ROI: family office se paga sozinho?
A pergunta justa não é "quanto custa" — é "quanto entrega líquido do custo". Para uma família com R$ 30 milhões em patrimônio diversificado (imóveis, holding operacional, investimentos financeiros, sucessão pendente), as fontes típicas de ROI:
- Economia tributária recorrente: R$ 100-400 mil/ano (alocação fiscal de investimentos, otimização de holding, designações corretas)
- Custo sucessório evitado: R$ 800 mil a R$ 2,5 milhões em um evento sucessório (ITCMD apurado em base favorável + inventário extrajudicial)
- Eficiência de alocação: 0,5 a 1,5 ponto percentual de retorno líquido adicional ao ano vs portfólio com viés de produto próprio (R$ 150 a R$ 450 mil/ano sobre R$ 30 mi alocados)

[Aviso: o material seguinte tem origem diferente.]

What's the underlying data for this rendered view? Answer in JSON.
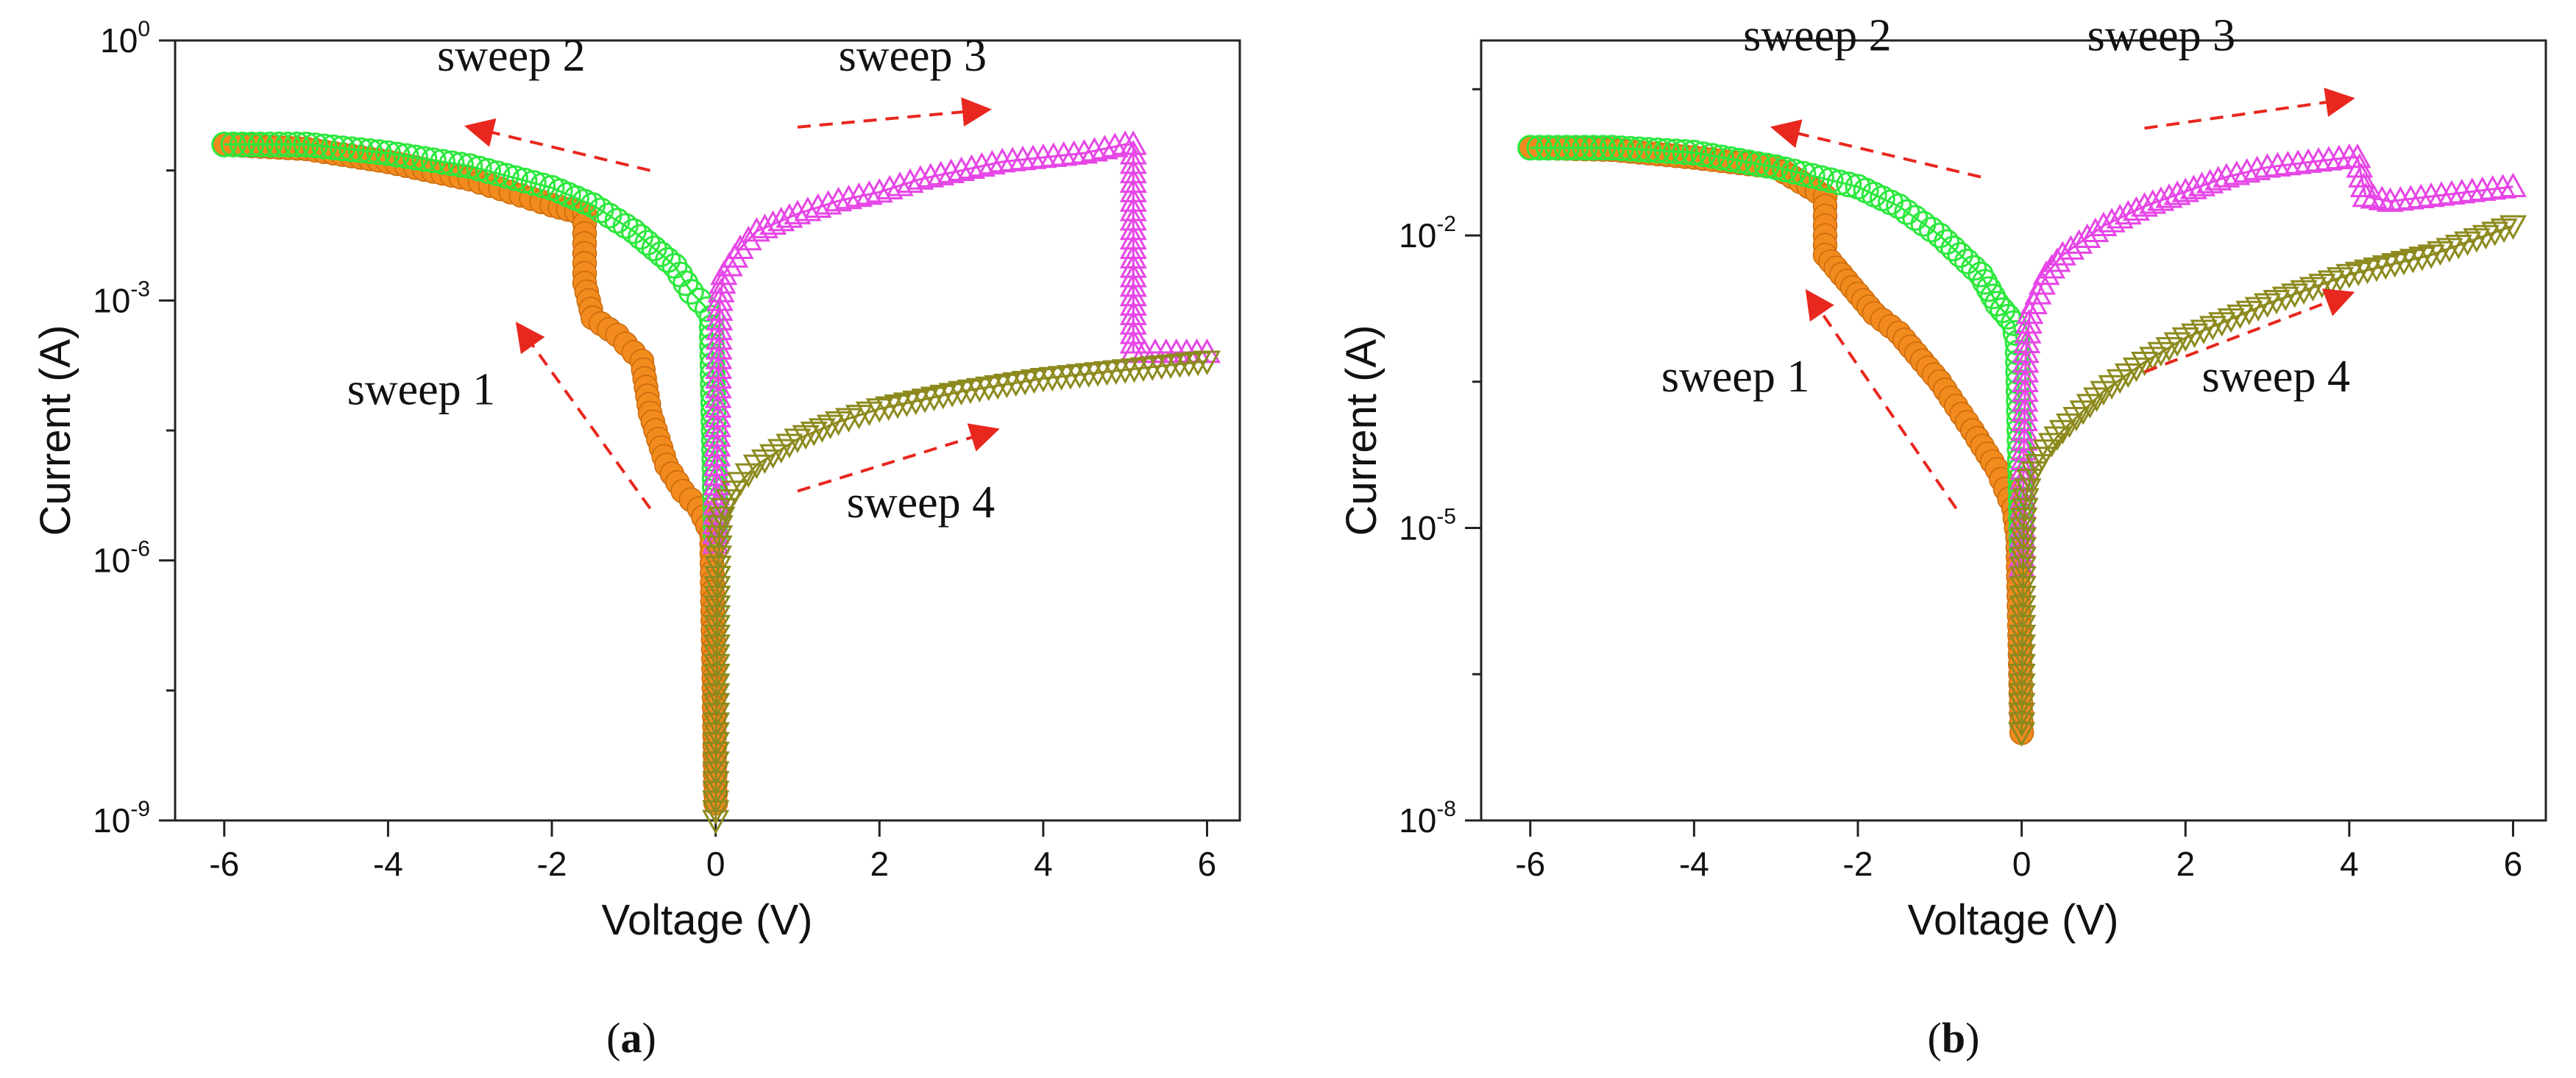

- Risco evitado em estrutura inadequada: não quantificável diretamente, mas materialmente preservativo
Total típico de ganho líquido anual recorrente para uma família nesse porte: R$ 250 mil a R$ 850 mil. Para um wealth advisor fee-only de R$ 80-150 mil/ano, ROI bruto na faixa de 2x a 8x. Para um MFO de R$ 250-400 mil/ano, ROI bruto de 1x a 3x. Para SFO em patrimônios abaixo de R$ 100 mi, o ROI tipicamente não fecha — daí a recomendação de não subir um SFO prematuramente.
Como pedir orçamento sem ser enganado
- Pergunte explicitamente: "Qual o custo total efetivo, somando fee declarado + comissões + taxas de administração de produtos próprios + rebates de plataforma?"
- Peça relatório de transparência: lista de todos os fluxos financeiros que o provedor recebe relacionados ao seu patrimônio, vindos de qualquer fonte.
- Compare com modelo fee-only: peça o orçamento de pelo menos um wealth advisor independente que opere sob princípio de zero comissão. A diferença com bancos privados costuma ser reveladora.
- Solicite contrato escrito definindo perímetro: o que está incluído, o que é opcional, o que é cobrado à parte.